Die Antragsgegnerin hat die Kosten des Berufungsverfahrens zu tragen.

 

Gründe

I. Die Antragstellerin, die u.a. das verschreibungsfreie, aber apothekenpflichtige Produkt "V. Schmerzgel" (Wirkstoff: Diclofenac) herstellt und vertreibt, verfolgt gegenüber der Antragsgegnerin, die u.a. das ebenfalls apothekenpflichtige Produkt "Diclo-r. Schmerzgel" (Wirkstoff: Diclofenac-Natrium) herstellt und vertreibt, im Eilverfahren einen wettbewerblichen Unterlassungsanspruch.
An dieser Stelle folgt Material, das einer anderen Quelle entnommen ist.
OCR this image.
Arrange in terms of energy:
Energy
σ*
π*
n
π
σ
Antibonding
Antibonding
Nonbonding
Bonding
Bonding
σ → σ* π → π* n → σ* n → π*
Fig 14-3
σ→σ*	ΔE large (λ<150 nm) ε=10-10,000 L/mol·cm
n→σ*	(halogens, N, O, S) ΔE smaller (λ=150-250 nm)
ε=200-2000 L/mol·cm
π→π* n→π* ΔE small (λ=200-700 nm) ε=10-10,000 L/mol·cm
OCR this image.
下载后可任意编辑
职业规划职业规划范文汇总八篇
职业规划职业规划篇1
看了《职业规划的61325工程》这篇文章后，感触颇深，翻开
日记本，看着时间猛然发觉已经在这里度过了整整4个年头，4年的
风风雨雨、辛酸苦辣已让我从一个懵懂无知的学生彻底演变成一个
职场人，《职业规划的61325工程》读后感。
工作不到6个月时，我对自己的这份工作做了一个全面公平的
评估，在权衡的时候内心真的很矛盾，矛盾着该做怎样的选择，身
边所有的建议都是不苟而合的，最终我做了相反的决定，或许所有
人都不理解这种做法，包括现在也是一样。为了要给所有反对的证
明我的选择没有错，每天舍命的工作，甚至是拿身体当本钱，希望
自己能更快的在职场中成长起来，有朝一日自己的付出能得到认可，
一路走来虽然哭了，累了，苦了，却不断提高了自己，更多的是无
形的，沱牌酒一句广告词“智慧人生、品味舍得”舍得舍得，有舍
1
Die Antragstellerin hat die Antragsgegnerin unter dem 6.8.2013 abgemahnt und ihren Standpunkt nachfolgend nochmals schriftlich erläutert. Die Antragsgegnerin hat die Abmahnung zurückgewiesen.
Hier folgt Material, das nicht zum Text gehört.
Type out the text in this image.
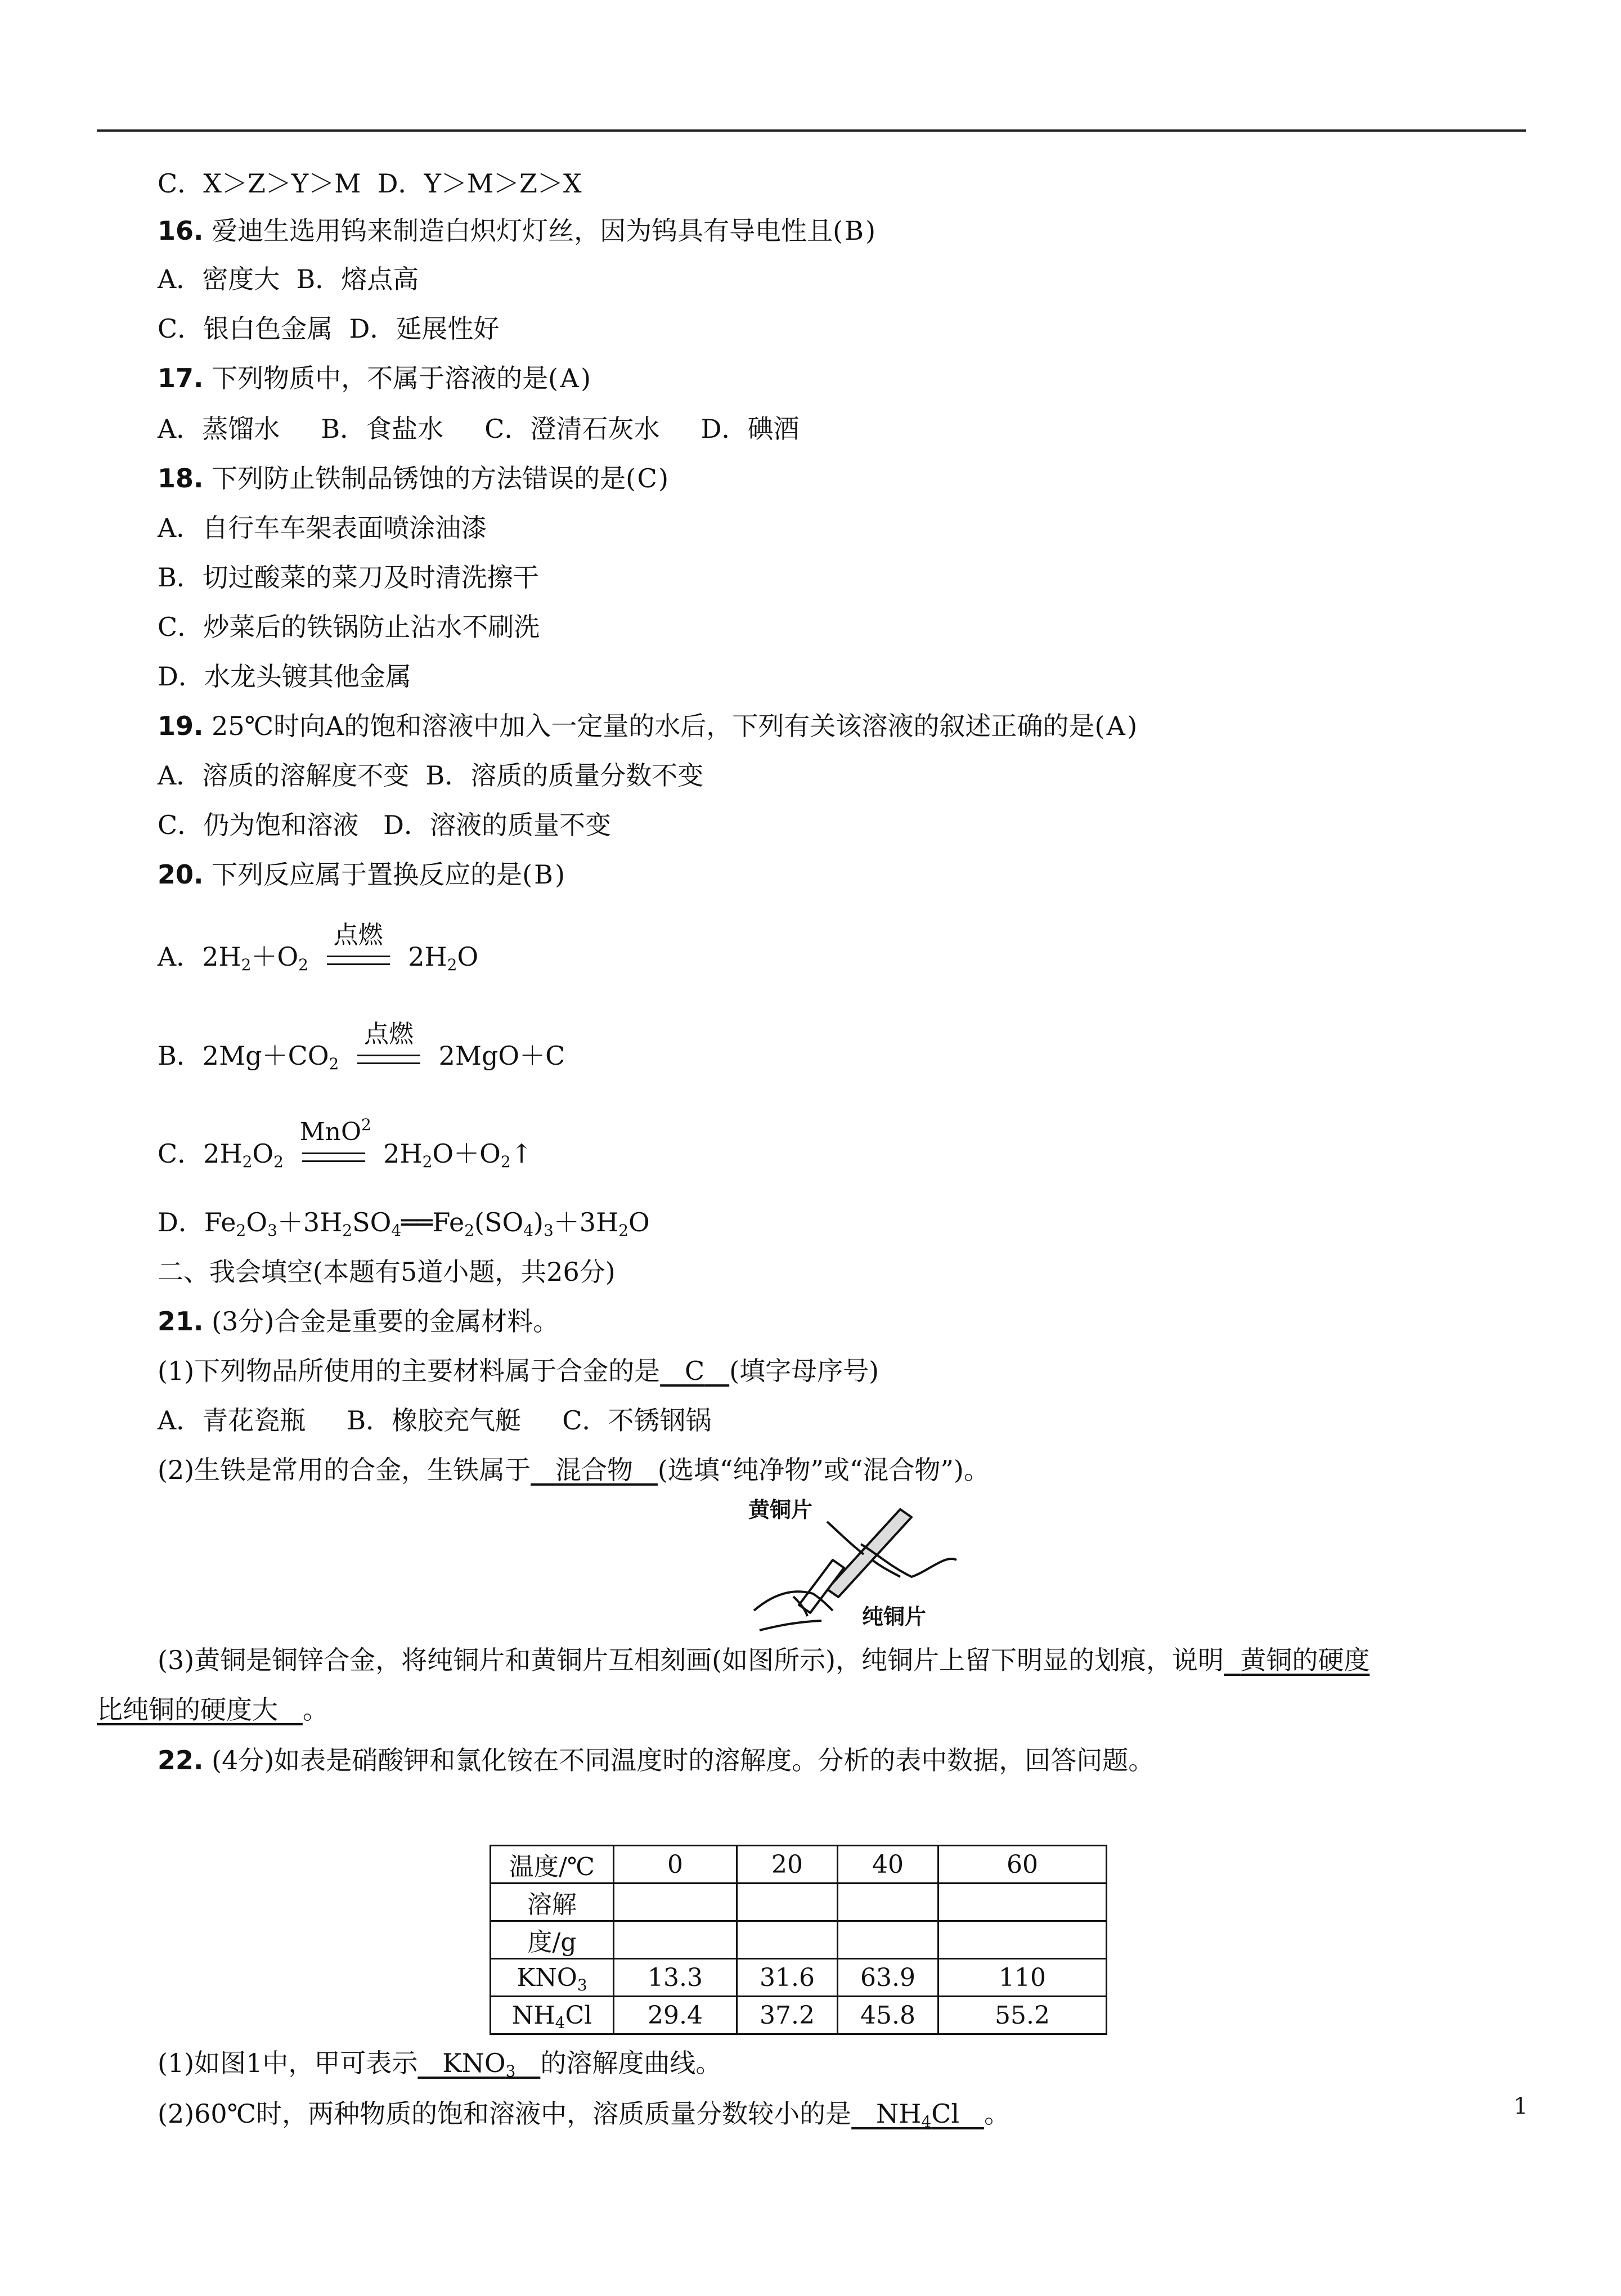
C．X＞Z＞Y＞M D．Y＞M＞Z＞X
16. 爱迪生选用钨来制造白炽灯灯丝，因为钨具有导电性且(B)
A．密度大 B．熔点高
C．银白色金属 D．延展性好
17. 下列物质中，不属于溶液的是(A)
A．蒸馏水 B．食盐水 C．澄清石灰水 D．碘酒
18. 下列防止铁制品锈蚀的方法错误的是(C)
A．自行车车架表面喷涂油漆
B．切过酸菜的菜刀及时清洗擦干
C．炒菜后的铁锅防止沾水不刷洗
D．水龙头镀其他金属
19. 25℃时向A的饱和溶液中加入一定量的水后，下列有关该溶液的叙述正确的是(A)
A．溶质的溶解度不变 B．溶质的质量分数不变
C．仍为饱和溶液 D．溶液的质量不变
20. 下列反应属于置换反应的是(B)
A．$2H_2+O_2$
点燃
$2H_2O$
B．$2Mg+CO_2$
点燃
2MgO＋C
C．$2H_2O_2$
MnO$^2$
$2H_2O+O_2↑$
D．$Fe_2O_3+3H_2SO_4══Fe_2(SO_4)_3+3H_2O$
二、我会填空(本题有5道小题，共26分)
21. (3分)合金是重要的金属材料。
(1)下列物品所使用的主要材料属于合金的是 C (填字母序号)
A．青花瓷瓶 B．橡胶充气艇 C．不锈钢锅
(2)生铁是常用的合金，生铁属于 混合物 (选填“纯净物”或“混合物”)。
黄铜片
纯铜片
(3)黄铜是铜锌合金，将纯铜片和黄铜片互相刻画(如图所示)，纯铜片上留下明显的划痕，说明 黄铜的硬度
比纯铜的硬度大 。
22. (4分)如表是硝酸钾和氯化铵在不同温度时的溶解度。分析的表中数据，回答问题。
温度/℃	0	20	40	60
溶解				
度/g				
$KNO_3$	13.3	31.6	63.9	110
$NH_4Cl$	29.4	37.2	45.8	55.2
(1)如图1中，甲可表示   $KNO_3$ 的溶解度曲线。
(2)60℃时，两种物质的饱和溶液中，溶质质量分数较小的是   $NH_4Cl$   。	1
Die Antragstellerin hat geltend gemacht: Ende Juli bzw. Anfang August 2013 habe die Antragstellerin festgestellt, dass die Antragsgegnerin das Produkt "Diclo-r. Schmerzgel" in Verkaufspackungen der Größe N 2 (100g), die die Aufschrift "zu Demonstrationszwecken" trügen, kostenlos an Apotheker abgebe und die Packung bei den Apothekern belasse. Die Antragsgegnerin wolle offenbar durch Verschenken dieses Präparats eine bevorzugte Behandlung durch die Apotheker erreichen. Dieses Vorgehen sei gem. § 47 AMG und § 7 HWG unzulässig, wie bereits das LG Hamburg in einem gegen die hiesige Antragstellerin geführten Verfahren entschieden habe. Zwar halte die Antragstellerin dieses Urteil für übermäßig streng, sehe sich jedoch veranlasst, zur Vermeidung von Wettbewerbsnachteilen gegen entsprechende Angebote von Wettbewerbern vorzugehen. Der Verkaufswert einer Tube belaufe sich laut Lauer-Taxe auf EUR 9,97.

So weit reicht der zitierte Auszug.